Endometriosis is divided into stages based on the amount of tissue you have and how deeply it extends into your organs:

  • Stage 1: Minimal. There are small patches of endometriosis on or around organs in your pelvis.
  • Stage 2: Mild. The patches are more extensive than in stage 1, but they aren’t inside your pelvic organs.
  • Stage 3: Moderate. Endometriosis is more widespread, and it’s starting to get inside organs in your pelvis.
  • Stage 4: Severe. Endometriosis has penetrated many organs in your pelvis.

Bowel endometriosis is usually stage 4.

Endometriosis can’t be cured, but medicine and surgery can help manage your symptoms. Which treatment you get depends on how severe your endometriosis is and where it’s located. If you don’t have symptoms, treatment may not be necessary.


Surgery is the main treatment for bowel endometriosis. Removing the endometrial tissue can relieve pain and improve your quality of life.

A few types of surgery remove bowel endometriosis. Surgeons can perform these procedures through one large incision (laparotomy) or many small incisions (laparoscopy). Which type of surgery you have depends on how large the areas of endometriosis are, and where they’re located.

  • Segmental bowel resection. This is done for larger areas of endometriosis. Your surgeon will remove the affected part of the intestine. The two pieces that remain are then reconnected with a procedure called reanastomosis. More than half of women who have this procedure are able to get pregnant afterward. Endometriosis is less likely to come back after resection than with other procedures.
  • Rectal shaving. Your surgeon will use a sharp instrument to remove the endometriosis on top of the bowel, without taking out any of the intestines.

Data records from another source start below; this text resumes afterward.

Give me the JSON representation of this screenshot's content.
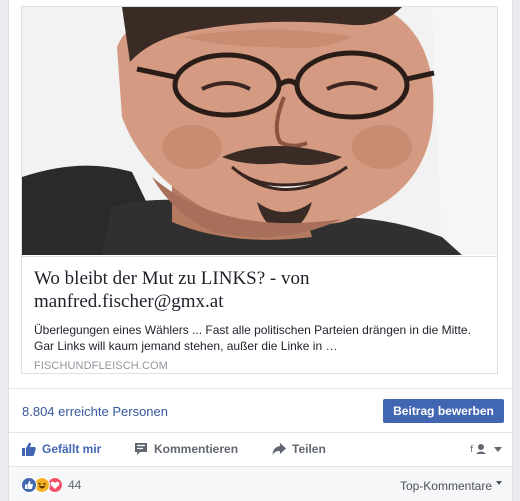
{
  "link_preview": {
    "title": "Wo bleibt der Mut zu LINKS? - von manfred.fischer@gmx.at",
    "description": "Überlegungen eines Wählers ... Fast alle politischen Parteien drängen in die Mitte. Gar Links will kaum jemand stehen, außer die Linke in …",
    "domain": "FISCHUNDFLEISCH.COM"
  },
  "insights": {
    "reach_text": "8.804 erreichte Personen",
    "boost_label": "Beitrag bewerben"
  },
  "actions": {
    "like_label": "Gefällt mir",
    "comment_label": "Kommentieren",
    "share_label": "Teilen"
  },
  "reactions": {
    "types": [
      "like",
      "haha",
      "love"
    ],
    "count": "44",
    "sort_label": "Top-Kommentare"
  },
  "colors": {
    "brand_blue": "#4267b2",
    "link_blue": "#365899",
    "love_red": "#f25268",
    "haha_yellow": "#f7b125"
  }
}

This procedure can be done for smaller areas of endometriosis. Endometriosis is more likely to come back after this surgery than after segmental resection.
  • Disc resection. For smaller areas of endometriosis, your surgeon will cut out the disc of affected tissue in the intestine and then close the hole. Your surgeon can also remove endometriosis from other parts of your pelvis during the operation.


Hormone therapy won’t stop endometriosis from progressing. However, it can relieve pain and other symptoms.

Hormonal treatments for bowel endometriosis include:

  • birth control, including pills, patch, or ring
  • progestin injections (Depo-Provera)
  • gonadotropin-releasing hormone (GnRH) agonists, such as triptorelin (Trelstar)

Your doctor may recommend over-the-counter or prescription nonsteroidal anti-inflammatory drugs (NSAIDs), such as ibuprofen (Advil) or naproxen (Aleve), to help relieve pain.

Endometriosis in the bowel can affect your fertility — especially if you also have it in your ovaries and other pelvic organs. Up to half of women with this condition are unable to conceive.

Surgery to remove the endometriosis lesions can improve your odds of getting pregnant. Even if fertility isn’t an issue, some women have chronic pelvic pain associated with this condition, which has an impact on their quality of living.

Endometriosis is a chronic condition. You’ll likely have to manage its symptoms throughout your life.

Your outlook will depend on how severe your endometriosis is and how it’s treated. Hormonal treatments and surgery can help manage your pain. Symptoms should improve once you go through menopause.

Endometriosis can have a big impact on your quality of life. To find support in your area, visit the Endometriosis Foundation of America or the Endometriosis Association.